Interaction networks can usually only be observed approximately, and this poses severe difficulties for analysing and predicting the processes that play out on them.

Most commonly interaction networks are approximated by contact networks derived from location tracking. There are two main reasons why this provides only partial information. Firstly, co-location creates the opportunity for an interaction, but it does not automatically mean that an interaction has occurred. Secondly, even contact networks themselves are normally incomplete. The most common method to construct contact networks is by location tracking, using video, GPS, or other sensors. Regardless of the method, data is rarely complete due to loss of contact, visual obscuring and other sensing problems.

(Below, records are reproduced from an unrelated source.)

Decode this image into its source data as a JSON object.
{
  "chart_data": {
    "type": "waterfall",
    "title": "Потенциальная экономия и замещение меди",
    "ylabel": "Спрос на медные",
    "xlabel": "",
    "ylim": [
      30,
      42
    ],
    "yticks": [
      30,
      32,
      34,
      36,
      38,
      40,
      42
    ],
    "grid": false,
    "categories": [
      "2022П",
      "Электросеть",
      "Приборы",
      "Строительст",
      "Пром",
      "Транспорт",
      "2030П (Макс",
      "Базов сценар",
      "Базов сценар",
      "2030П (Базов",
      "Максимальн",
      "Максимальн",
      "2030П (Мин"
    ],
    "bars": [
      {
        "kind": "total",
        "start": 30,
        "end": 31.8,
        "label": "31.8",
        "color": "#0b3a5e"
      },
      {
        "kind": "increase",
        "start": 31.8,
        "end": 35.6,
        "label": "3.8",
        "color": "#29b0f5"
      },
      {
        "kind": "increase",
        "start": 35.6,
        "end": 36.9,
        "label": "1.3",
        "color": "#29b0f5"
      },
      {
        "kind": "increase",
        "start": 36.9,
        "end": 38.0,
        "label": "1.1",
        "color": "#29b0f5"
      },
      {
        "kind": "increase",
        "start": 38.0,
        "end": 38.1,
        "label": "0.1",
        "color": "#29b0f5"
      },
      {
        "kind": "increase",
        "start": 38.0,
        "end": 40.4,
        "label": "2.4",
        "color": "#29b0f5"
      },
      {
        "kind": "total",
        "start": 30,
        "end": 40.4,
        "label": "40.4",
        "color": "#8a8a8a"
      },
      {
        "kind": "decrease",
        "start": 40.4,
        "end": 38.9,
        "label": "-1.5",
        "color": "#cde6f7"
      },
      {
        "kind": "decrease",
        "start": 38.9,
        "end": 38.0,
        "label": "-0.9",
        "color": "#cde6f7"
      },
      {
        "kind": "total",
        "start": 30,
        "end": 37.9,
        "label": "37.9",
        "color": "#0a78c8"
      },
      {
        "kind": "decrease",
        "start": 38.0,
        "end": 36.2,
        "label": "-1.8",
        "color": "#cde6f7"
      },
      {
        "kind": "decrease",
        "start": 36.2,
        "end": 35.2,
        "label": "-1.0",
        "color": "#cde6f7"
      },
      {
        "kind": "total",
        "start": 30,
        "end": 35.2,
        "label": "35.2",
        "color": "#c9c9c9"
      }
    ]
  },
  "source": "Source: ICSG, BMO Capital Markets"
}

The project will develop methods to infer the underlying interaction network based on partial information of the contact network and the observed spread of events. The fundamental approach is to define a network-based model of the spread of behaviour and then to use this model to infer the network structure as the most likely explanation of the observed spread of behaviours. Relevant methods include loopy belief propagation and Markov chain monte carlo. Test data will initially be generated with simulations in order to have a precisely defined ground truth, but we also aim to include experimental biological data.

The emphasis in the project will be on the development and evaluation of the computational methods, but interested students will optionally also have the opportunity to be involved in generating experimental data.